Mexican drug cartels appear to be using well known marketing tools to get their message of terror out: media banners and YouTube. Following the imprisonment or death of notable drug cartel members by Mexican officials, it is not an uncommon occurrence for fellow cartel members to engage in retaliatory intimidation tactics by posting banners in public spaces warning of pending doom. Mexican reporters have dubbed such banners “narco mantas.” Similarly, YouTube videos are being posted to send messages to Mexican authorities to warn of a pending crime or to discredit a rival gang.
In the video posted below a group of thugs covered to protect their identity parade automatic weapons, sing “narcorridos,” and giggle like “cool” kids while on a busy overpass of Mexico. Half of the men redirect traffic around their 2010 model SUV’s and the other half hangs a “narcomanta”—a giant banner that turns the bridge into terrorist ad-space.
Last Friday, Mexican authorities were working to identify the bodies of 18 bodies pulled from a mass grave outside Acapulco, after the grave’s location was revealed in a video posted on YouTube by unknown sources. In the YouTube video, two men confess to killing a group of Mexican tourists kidnapped Sept. 30 in Acapulco. Badly bruised and with hands tied behind their backs, two of the kidnapped men revealed the site of the grave that would become their own.
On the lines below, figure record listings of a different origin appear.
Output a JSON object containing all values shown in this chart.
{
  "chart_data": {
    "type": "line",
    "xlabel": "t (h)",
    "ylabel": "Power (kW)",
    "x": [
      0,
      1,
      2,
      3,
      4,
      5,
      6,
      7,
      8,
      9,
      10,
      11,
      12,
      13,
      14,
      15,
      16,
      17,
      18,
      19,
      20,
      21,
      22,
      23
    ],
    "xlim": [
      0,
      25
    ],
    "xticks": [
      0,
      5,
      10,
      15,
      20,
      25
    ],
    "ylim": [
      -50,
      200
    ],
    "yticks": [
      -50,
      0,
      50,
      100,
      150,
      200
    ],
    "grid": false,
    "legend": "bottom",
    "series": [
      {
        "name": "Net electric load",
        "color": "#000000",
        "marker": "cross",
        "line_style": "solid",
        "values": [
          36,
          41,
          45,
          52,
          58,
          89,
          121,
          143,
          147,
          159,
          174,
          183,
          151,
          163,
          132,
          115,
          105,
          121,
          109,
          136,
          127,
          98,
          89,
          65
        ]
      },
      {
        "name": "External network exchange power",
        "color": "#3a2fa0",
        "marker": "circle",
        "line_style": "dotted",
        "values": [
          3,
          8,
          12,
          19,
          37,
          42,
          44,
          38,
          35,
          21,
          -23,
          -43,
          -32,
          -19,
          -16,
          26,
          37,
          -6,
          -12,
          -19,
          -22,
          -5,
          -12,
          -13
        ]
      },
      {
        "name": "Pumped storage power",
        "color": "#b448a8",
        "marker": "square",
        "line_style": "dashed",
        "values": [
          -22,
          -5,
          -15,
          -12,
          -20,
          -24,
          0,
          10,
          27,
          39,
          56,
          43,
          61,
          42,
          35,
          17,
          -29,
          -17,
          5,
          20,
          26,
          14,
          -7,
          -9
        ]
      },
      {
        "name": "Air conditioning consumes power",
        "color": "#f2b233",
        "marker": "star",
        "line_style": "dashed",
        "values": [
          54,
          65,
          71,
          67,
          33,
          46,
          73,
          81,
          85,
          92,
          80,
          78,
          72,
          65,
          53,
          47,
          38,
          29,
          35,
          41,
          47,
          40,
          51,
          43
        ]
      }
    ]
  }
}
The internet is used not only to incriminate rival gangs and admit to crimes but also to discredit authorities. On Thursday, for example a man that had been kidnapped last month appeared in a YouTube video confession accusing his sister, a government official, of being involved with the cartels. His body was found later in the week.
This week the use of these heinous marketing tactics were readily seen. As a result of Tony Cardenas’ (co-leader of the Gulf cartel) death in a gun battle with Mexican authorities last week the banners in the video shown below were being put up on the streets of Nuevo Laredo early this morning. The banner warns against betrayal saying there is no room for traitors “not even in the pits of hell.”